You just have to witness a discussion on HN or Reddit to see how the
majority of developers that don't optimize for performance are unaware
of GC options across the Java world.

>
>> Oracle is planning to drop some of them by Java 9 exactly because of maintenance costs.
>> 
>> http://openjdk.java.net/jeps/214
>
> And because G1 provably does the job.
>
> BTW The Go team have completely rewritten the Go GC 1.4 → 1.5. Of
> course they have also completely rewritten the entire Go toolchain.
> Compiler, linker, runtime all written in Go now, no more C.

I really like that they decided to do that.

First because I always enjoyed following the bootstrap route when playing
with compiler development back in my degree days.

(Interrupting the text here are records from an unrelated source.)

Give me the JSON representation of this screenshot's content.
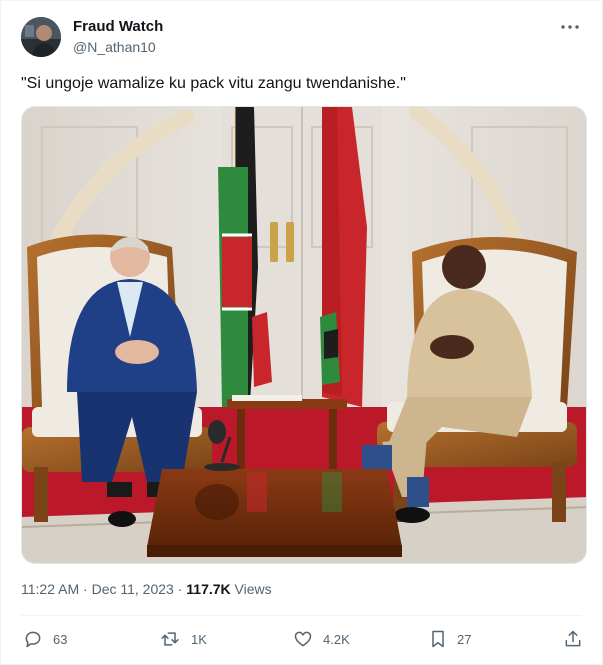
{
  "author": {
    "name": "Fraud Watch",
    "handle": "@N_athan10"
  },
  "tweet": {
    "text": "\"Si ungoje wamalize ku pack vitu zangu twendanishe.\""
  },
  "meta": {
    "time": "11:22 AM",
    "separator": "·",
    "date": "Dec 11, 2023",
    "views_count": "117.7K",
    "views_label": "Views"
  },
  "actions": {
    "replies": "63",
    "reposts": "1K",
    "likes": "4.2K",
    "bookmarks": "27"
  },
  "colors": {
    "text_primary": "#0f1419",
    "text_secondary": "#536471",
    "divider": "#eff3f4"
  },
  "icons": [
    "more-icon",
    "reply-icon",
    "repost-icon",
    "like-icon",
    "bookmark-icon",
    "share-icon"
  ]
}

Second, because it gets rid of C so it earns brownie points.

Many times language designers use C due to multiple reasons, some of them make good sense like using it as portable assembler or fast bootstrap of the runtime, and not because it isn't possible to avoid it.

However the naysayers without compiler design background, use the C dependency as argument for language X cannot be done without C, ergo C rulez.

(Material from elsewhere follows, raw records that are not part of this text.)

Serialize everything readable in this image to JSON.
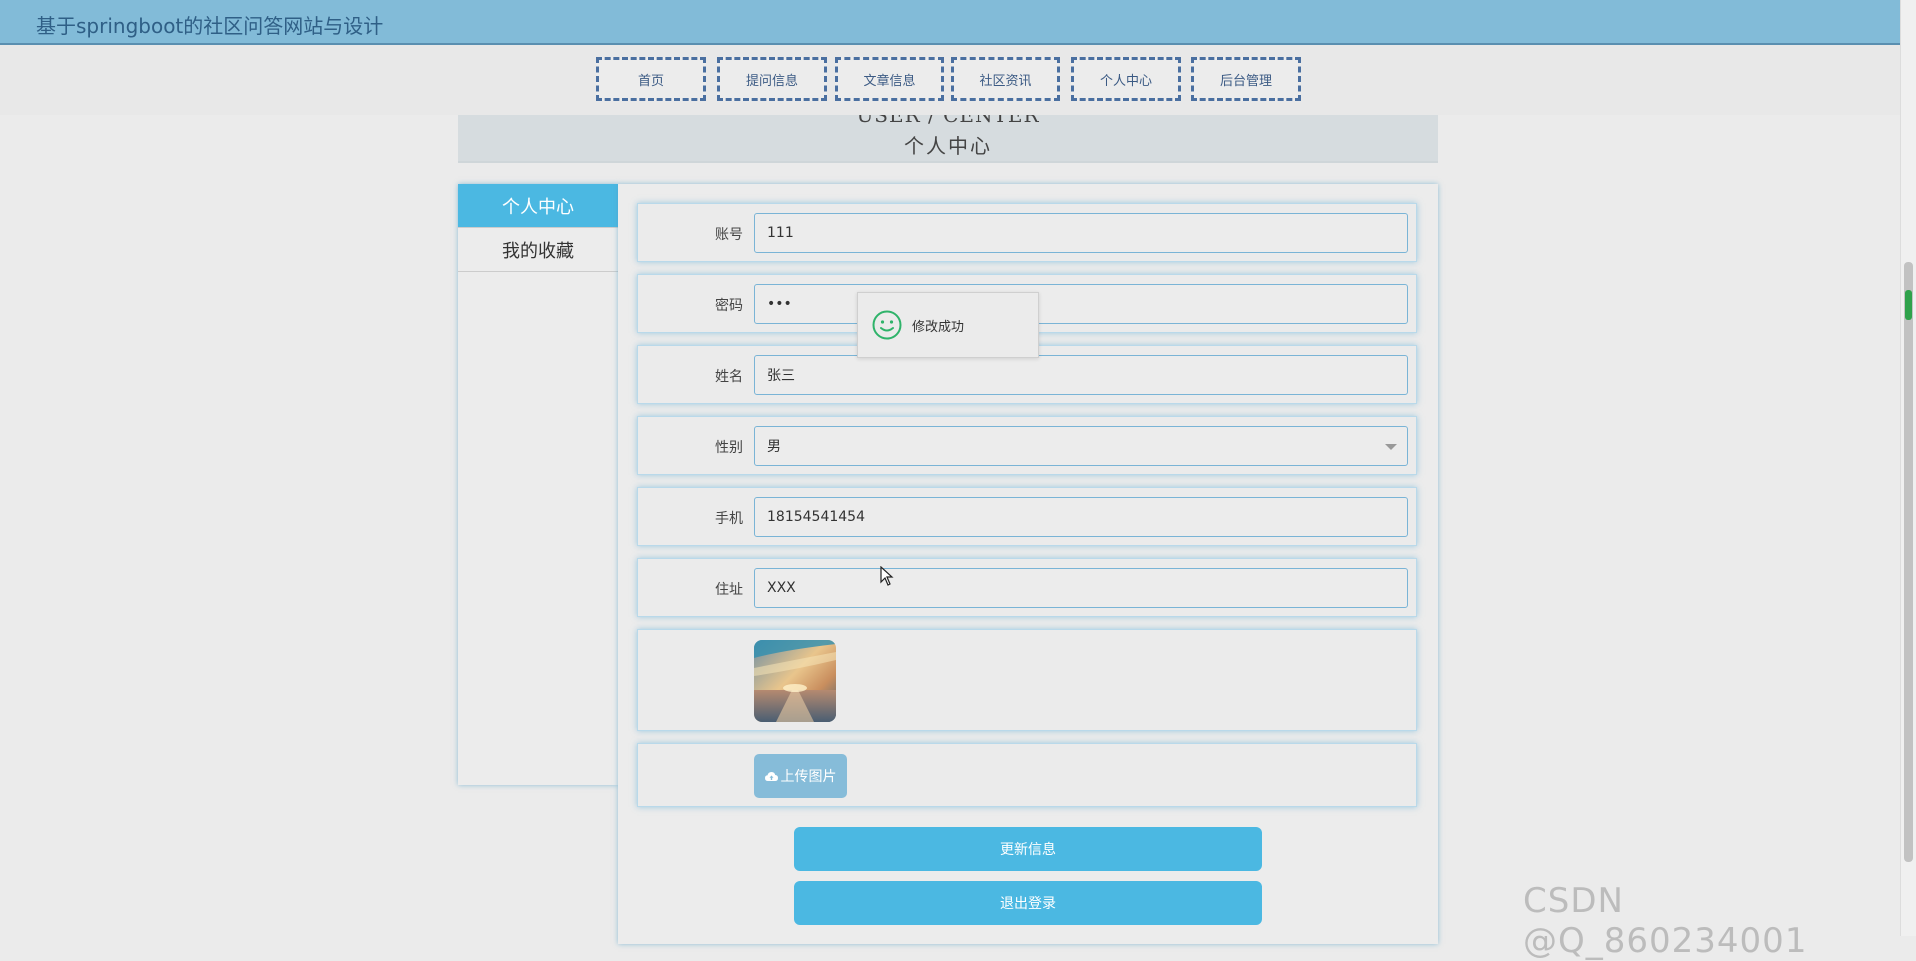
{
  "site": {
    "title": "基于springboot的社区问答网站与设计"
  },
  "nav": {
    "items": [
      {
        "label": "首页"
      },
      {
        "label": "提问信息"
      },
      {
        "label": "文章信息"
      },
      {
        "label": "社区资讯"
      },
      {
        "label": "个人中心"
      },
      {
        "label": "后台管理"
      }
    ]
  },
  "banner": {
    "en": "USER / CENTER",
    "cn": "个人中心"
  },
  "sidebar": {
    "items": [
      {
        "label": "个人中心",
        "active": true
      },
      {
        "label": "我的收藏",
        "active": false
      }
    ]
  },
  "form": {
    "account": {
      "label": "账号",
      "value": "111"
    },
    "password": {
      "label": "密码",
      "value": "•••"
    },
    "name": {
      "label": "姓名",
      "value": "张三"
    },
    "gender": {
      "label": "性别",
      "value": "男"
    },
    "phone": {
      "label": "手机",
      "value": "18154541454"
    },
    "address": {
      "label": "住址",
      "value": "XXX"
    },
    "upload_label": "上传图片",
    "update_label": "更新信息",
    "logout_label": "退出登录"
  },
  "toast": {
    "message": "修改成功",
    "icon": "smile-icon",
    "color": "#2fb36a"
  },
  "colors": {
    "topbar": "#82bbd8",
    "accent": "#4bb8e2",
    "nav_border": "#4a6fa0"
  },
  "watermark": "CSDN @Q_860234001"
}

So looking forward for Go 1.5 and also SDC.
February 04, 2015
On 2/4/15 4:09 AM, Russel Winder via Digitalmars-d wrote:
> BTW The Go team have completely rewritten the Go GC 1.4 → 1.5. Of
> course they have also completely rewritten the entire Go toolchain.
> Compiler, linker, runtime all written in Go now, no more C.

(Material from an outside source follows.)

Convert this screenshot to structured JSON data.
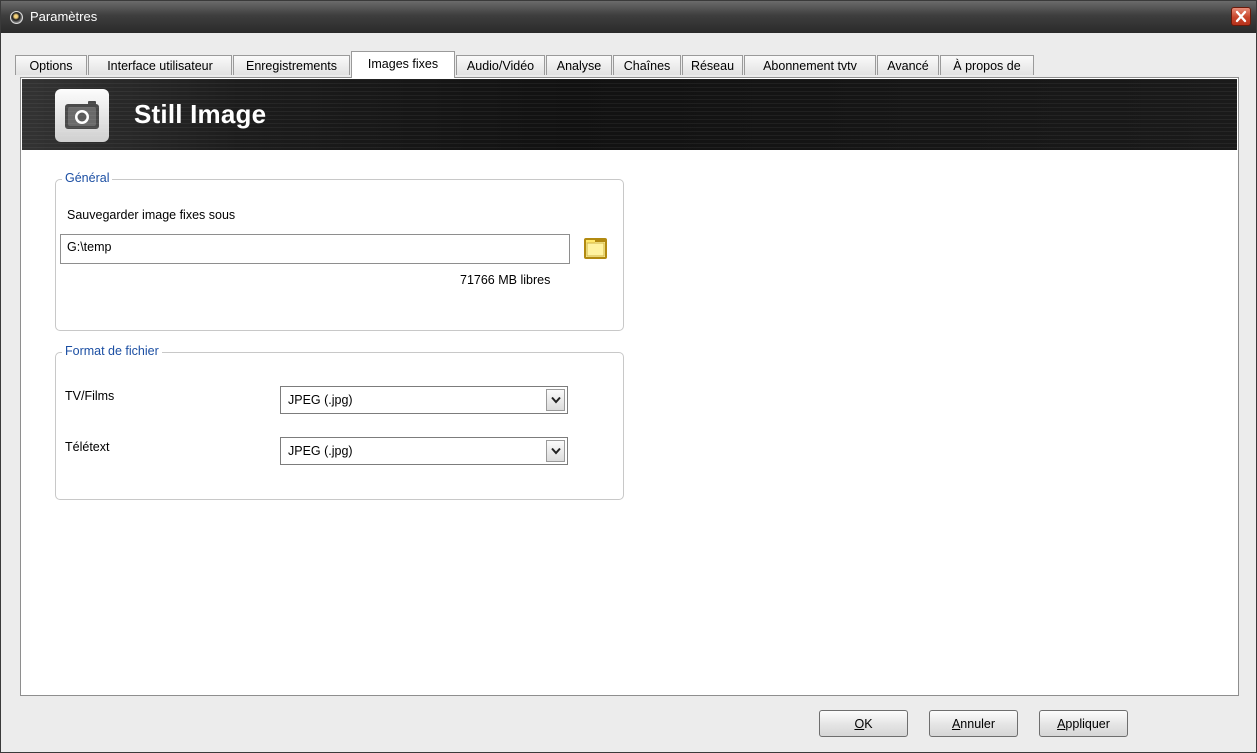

How does the rewrite compare against the originals? -- Andrei
February 04, 2015
On Wed, 2015-02-04 at 08:31 -0800, Andrei Alexandrescu via Digitalmars-d wrote:
> On 2/4/15 4:09 AM, Russel Winder via Digitalmars-d wrote:
> > BTW The Go team have completely rewritten the Go GC 1.4 → 1.5. Of course they have also completely rewritten the entire Go toolchain. Compiler, linker, runtime all written in Go now, no more C.
> 
> How does the rewrite compare against the originals? -- Andrei

I haven't tried them as yet. I switched from compiling the Go toolchain from Mercurial to just using released distributions (*). I think I will have to clone the Git repository and compile from there (**)


(*) Fedora Rawhide packages take about 2-days to be released, Debian Sid is in freeze so they are already so far out of date with Go as to be annoying.

(**) Yes you read that right, the Go team have switched from Mercurial to Git. This is not because they were unhappy with Mercurial, it is because they were unhappy with Rietveld and switched to Gerrit for their changeset handing. The Go team do not use pull requests at all, everything goes through a review manager, now that is Gerrit. Mayhap D could follow the Go example?
-- 
Russel. ============================================================================= Dr Russel Winder      t: +44 20 7585 2200   voip: sip:russel.winder@ekiga.net 41 Buckmaster Road    m: +44 7770 465 077   xmpp: russel@winder.org.uk London SW11 1EN, UK   w: www.russel.org.uk  skype: russel_winder

February 04, 2015
On 2/4/2015 10:31 AM, Russel Winder via Digitalmars-d wrote:
> The Go team do not use pull requests at all,
> everything goes through a review manager, now that is Gerrit. Mayhap D
> could follow the Go example?

We'd need an awful good reason to ditch the PR system we use now.

February 04, 2015
On 2/4/15 10:31 AM, Russel Winder via Digitalmars-d wrote:
> (**) Yes you read that right, the Go team have switched from Mercurial
> to Git. This is not because they were unhappy with Mercurial, it is
> because they were unhappy with Rietveld and switched to Gerrit for
> their changeset handing. The Go team do not use pull requests at all,
> everything goes through a review manager, now that is Gerrit. Mayhap D
> could follow the Go example?

Not sure what you're proposing. I am positive we are on git and not on mercurial :o). -- Andrei

February 05, 2015
On 2015-02-04 17:31, Andrei Alexandrescu wrote:

> How does the rewrite compare against the originals? -- Andrei

I don't have much practical experience with Go but I think that the custom linker makes the overall build time faster. For D, the linker is a problem, even though the compiler is fast but the overall user experience counts too.